See also syllabus 1 of Washburn-Crosby Co. v. Kubiak (1921), 175 Wis. 291, 185 N.W. 162, which states:
"The effect of an expression by the buyer, prior to the time of performance of his contract, of an intention not to perform, is to give the seller an opportunity to then treat the contract as thereby canceled, or to elect to hold and consider the contract still in force and insist upon performance, and thereafter seek the appropriate remedy for either, but there must be an election in some manner of one or the other alternative; . . ."

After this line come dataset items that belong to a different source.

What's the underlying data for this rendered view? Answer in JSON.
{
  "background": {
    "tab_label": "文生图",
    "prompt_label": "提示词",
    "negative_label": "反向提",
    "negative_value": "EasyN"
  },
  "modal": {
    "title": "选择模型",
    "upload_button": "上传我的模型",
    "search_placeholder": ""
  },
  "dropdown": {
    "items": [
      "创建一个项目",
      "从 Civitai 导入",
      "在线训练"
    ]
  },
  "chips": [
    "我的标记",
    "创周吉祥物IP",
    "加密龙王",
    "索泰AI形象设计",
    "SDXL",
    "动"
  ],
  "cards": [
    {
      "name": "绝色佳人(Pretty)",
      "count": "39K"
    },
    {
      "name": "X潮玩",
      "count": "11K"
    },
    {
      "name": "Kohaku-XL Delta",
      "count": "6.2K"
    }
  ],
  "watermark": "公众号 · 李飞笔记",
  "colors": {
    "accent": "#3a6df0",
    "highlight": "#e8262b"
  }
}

We deem that the acts of the defendant in accepting deliveries after the plaintiff's request for a price increase and in assigning as its sole reason for rescission, plaintiff's failure to complete performance by August 15, 1955, amount to an election not to treat such request for a price increase as an anticipatory breach. Furthermore, the issue is not properly before us because not pleaded.
By the Court. — The judgment is modified by increasing the amount of the plaintiff's damages from $220.50 to $2,450, exclusive of costs, together with interest thereon from September 10, 1958, and, as modified, is affirmed.